見て来たばかりにレオポルドの嘘が判ってしまう。

テレーザの手がレオポルドの肩に触れようとした瞬間、レオポルドの体は兵士によって両腕を抱えられてしまった。数名の貴族が影を作るとレオポルドはそのまま引きずられるように連行されていく。

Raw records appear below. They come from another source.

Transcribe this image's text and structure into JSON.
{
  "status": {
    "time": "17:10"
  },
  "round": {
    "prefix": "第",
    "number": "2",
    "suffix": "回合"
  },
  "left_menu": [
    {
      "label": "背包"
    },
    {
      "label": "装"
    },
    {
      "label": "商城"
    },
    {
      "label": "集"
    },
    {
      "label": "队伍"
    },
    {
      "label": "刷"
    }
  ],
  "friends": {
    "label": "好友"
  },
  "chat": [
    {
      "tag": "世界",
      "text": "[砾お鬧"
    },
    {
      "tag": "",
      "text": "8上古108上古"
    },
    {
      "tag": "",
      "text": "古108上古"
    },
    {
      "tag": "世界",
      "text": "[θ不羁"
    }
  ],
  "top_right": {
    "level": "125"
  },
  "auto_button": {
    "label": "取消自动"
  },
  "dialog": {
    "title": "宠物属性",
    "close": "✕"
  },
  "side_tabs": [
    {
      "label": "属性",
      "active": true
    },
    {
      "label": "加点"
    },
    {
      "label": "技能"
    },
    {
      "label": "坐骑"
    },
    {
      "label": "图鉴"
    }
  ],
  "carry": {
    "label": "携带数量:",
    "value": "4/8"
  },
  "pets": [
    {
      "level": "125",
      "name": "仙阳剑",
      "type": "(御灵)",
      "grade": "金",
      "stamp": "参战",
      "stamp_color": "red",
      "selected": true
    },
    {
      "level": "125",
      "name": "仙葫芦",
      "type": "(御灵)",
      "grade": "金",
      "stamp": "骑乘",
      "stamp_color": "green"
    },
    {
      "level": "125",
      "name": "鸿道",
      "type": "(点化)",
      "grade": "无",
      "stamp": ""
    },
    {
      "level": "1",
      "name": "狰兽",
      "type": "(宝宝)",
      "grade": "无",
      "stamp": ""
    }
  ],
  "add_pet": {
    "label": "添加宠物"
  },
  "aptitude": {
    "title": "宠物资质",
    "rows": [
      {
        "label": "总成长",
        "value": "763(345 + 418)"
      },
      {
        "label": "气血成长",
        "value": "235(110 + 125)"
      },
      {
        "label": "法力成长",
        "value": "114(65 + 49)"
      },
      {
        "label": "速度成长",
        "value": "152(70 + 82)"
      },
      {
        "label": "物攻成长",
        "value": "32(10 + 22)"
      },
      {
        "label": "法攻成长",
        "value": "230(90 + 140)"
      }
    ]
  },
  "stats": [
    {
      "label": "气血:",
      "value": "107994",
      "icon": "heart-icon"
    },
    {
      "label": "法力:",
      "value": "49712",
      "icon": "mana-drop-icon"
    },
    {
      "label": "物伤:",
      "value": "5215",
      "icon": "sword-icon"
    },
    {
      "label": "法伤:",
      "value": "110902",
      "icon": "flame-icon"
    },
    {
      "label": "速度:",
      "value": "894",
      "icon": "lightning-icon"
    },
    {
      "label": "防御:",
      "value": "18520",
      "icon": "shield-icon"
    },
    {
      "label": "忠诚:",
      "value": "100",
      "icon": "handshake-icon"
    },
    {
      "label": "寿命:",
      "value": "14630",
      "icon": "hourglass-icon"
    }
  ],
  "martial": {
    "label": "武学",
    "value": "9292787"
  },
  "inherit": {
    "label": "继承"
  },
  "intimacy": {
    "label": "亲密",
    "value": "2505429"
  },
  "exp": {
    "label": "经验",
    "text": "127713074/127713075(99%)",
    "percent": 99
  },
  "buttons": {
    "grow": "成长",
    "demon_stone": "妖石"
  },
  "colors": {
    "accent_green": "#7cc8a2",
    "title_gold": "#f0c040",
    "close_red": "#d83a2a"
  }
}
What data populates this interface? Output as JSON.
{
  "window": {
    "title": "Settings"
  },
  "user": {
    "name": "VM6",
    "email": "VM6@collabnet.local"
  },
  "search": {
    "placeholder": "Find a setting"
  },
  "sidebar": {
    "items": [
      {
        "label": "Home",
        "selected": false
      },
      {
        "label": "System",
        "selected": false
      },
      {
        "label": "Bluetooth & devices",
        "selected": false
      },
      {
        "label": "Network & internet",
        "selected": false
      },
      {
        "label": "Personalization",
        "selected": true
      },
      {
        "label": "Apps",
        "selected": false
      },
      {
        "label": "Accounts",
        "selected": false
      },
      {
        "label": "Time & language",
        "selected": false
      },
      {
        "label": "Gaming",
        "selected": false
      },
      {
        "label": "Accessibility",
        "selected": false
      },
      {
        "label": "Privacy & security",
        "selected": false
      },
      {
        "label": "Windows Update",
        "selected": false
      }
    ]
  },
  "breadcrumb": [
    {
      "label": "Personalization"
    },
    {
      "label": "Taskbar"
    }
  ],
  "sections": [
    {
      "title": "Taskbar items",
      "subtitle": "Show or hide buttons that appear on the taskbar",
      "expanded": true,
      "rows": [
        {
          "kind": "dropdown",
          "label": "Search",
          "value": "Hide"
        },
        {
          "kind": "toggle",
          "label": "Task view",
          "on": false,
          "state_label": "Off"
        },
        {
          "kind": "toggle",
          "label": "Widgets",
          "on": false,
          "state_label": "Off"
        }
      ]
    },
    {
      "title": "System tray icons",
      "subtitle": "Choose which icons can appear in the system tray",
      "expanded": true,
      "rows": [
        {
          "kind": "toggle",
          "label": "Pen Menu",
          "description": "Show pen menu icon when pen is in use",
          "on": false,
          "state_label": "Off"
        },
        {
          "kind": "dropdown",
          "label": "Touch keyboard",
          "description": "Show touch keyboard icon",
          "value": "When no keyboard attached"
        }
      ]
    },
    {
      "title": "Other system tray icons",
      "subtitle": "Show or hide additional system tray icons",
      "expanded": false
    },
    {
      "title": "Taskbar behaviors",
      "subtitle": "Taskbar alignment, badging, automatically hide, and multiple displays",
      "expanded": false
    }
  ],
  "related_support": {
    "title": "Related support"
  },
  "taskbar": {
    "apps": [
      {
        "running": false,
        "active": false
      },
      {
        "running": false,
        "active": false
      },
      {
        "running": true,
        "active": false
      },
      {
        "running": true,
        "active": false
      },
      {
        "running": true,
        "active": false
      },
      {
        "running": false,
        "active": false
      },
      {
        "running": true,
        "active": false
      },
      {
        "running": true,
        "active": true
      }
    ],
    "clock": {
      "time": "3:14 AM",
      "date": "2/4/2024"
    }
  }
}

「お待ちなさい。嫌疑の段階で不敬です。手を離しなさい」
「王妃殿下。陛下の身柄は――」
「不敬だと言っているのです。ファインド公爵」

テレーザの実家でもあるファインド公爵家。その当主はテレーザの父でもある。
しかしテレーザはハッキリとした口調で告げた。

「罪が罪であるならば、わたくしも同罪。喜んでこの首を差し出しましょう。しかし今はまだ陛下は国王陛下なのです。わたくしが付き添います。ファインド公爵、わたくしはまつりごとには法により関与出来ぬ立場、事の次第の判る貴方が適任と判断し後の事は王妃の名に於いて一任致します」

「承知…致しました」

レオポルドとテレーザが兵士と共に退出をしていく。
ヴァレリオはレオポルドに向かって言った。

「弟、妬んでも仕方ねぇだろ。半分でも血、繋がってんだろ?」
「・・・・」
「兄弟姉妹、異父でも異母でもいるんだからいいじゃねぇか。ま、それが原動力になったのかも知れないが、俺には叔父っていうジジィしかいねぇから勿体ねぇなって思うよ」
「そ…うだな…」

レオポルドはヴァレリオに向かって微笑んだ。



パタンと音を立てて扉が閉じればアベラルドがカルロに駆け寄った。

「カル――」

声をかけ、アベラルドの手はカルロまであと手のひら一つ分だった。


「さぁて。本日のメインディィーッシュを捌くとすっかぁ!」

ヴァレリオの声が部屋に響いた。